Radically Visible and Auditory Performances 

Instead of a typical stoic runway, I host fashion performances that feature local models of various marginalized identities, dancing in custom garments designed to serve their physical and social needs. Through dancing, the models show how the garments help them move in a way that shows off their true selves. I am adamant about the accessibility needs of both the performers and audience. At the end of the performance, we invite the audience to come dance with us, changing the landscape of what we think of as a fashion show, transforming the event from a spectacle to an academic event, club event, and lesson on radical inclusion. 

In November of 2017, I gave a combined performance, lecture, and workshop at the Whitney Museum of American Art. In gallery and university settings, I usually give verbal audio descriptions of the garments after the performance. In this case, however, my schedule was very tight, so I was only able to describe a couple of the outfits. Afterwards, a member of the audience approached me, saying that I should give the descriptions during the performance itself. I hadn’t figured out a solution that wouldn't overstimulate the audience when paired with music. Often in audio-described performances, an offstage speaker describes events as a disembodied voice. It’s rarely integrated. I began to think about other possibilities. 

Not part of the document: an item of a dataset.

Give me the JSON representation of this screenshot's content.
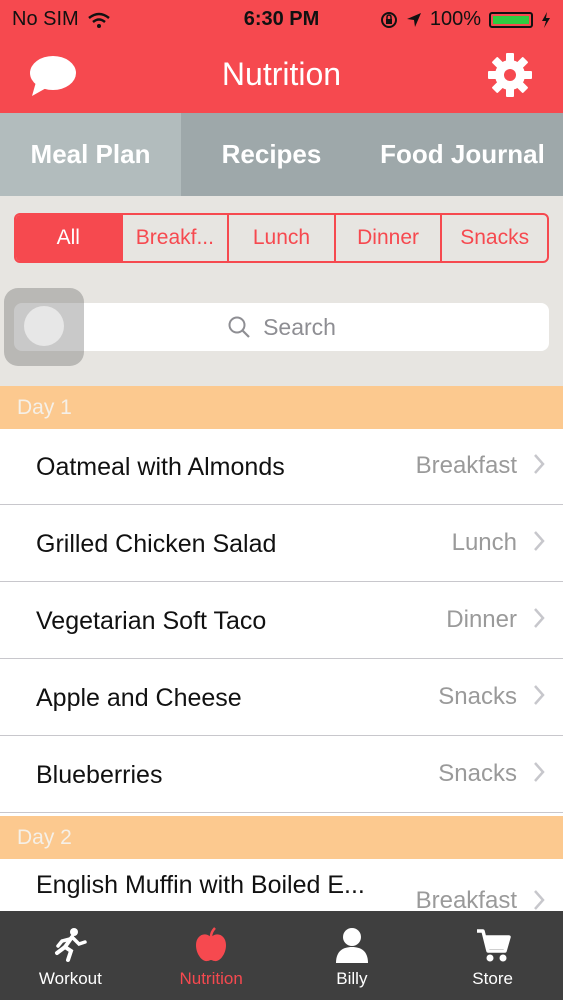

Queer pop star Jake Vogds had asked me earlier that year if they could write some music based on quotes from my Radical Visibility manifesto, which is a more in-depth version of this essay that I originally wrote in April 2015. After the Whitney performance, I suggested that we write songs with audio descriptive lyrics. I always interview my models in order to create their dream accessible garment, but this time, since we would be describing the clothes while the models danced, I also asked them to tell us about their dance moves and how they wanted to be described. It was important to me that the models have autonomy in the descriptions because many audio describers tend to gender folx without confirmation, or mention skin color only if they were a person of color. 

I was asked to do a residency at the Evanston Art Center, so I thought it would be the perfect place to work on this accessible fashion performance project. I formed a collective called the Radical Visibility Collective, which was comprised of me, Vogds, and my longtime clothing collaborator Compton Q. I wanted us to design a clothing collection together where all the outfits were individually described in the songs. Vogds executive produced a 5-track multi-genre album and sang on 4 of the songs, taking quotes and inspiration from my manifesto and from the interviews I conducted with the models. the local Chicago queer song makers and singers  featured were Jeremiah Meece, Bon Bon, Kiam, EnGAYgement Party, Andy Milad, Saki NoSaki, Gabriel, Brandon Leigh, ( plus Compton Q and I also sung on a track!). 

We debuted the music at the Chicago History Museum, playing the songs during our fashion performance. At these performances the audio descriptions were fully integrated as one of the main features of the performance. This is an example of what accessible art/design should be. It is more than a checklist of bare minimum ADA requirements. It truly celebrates ACCESS.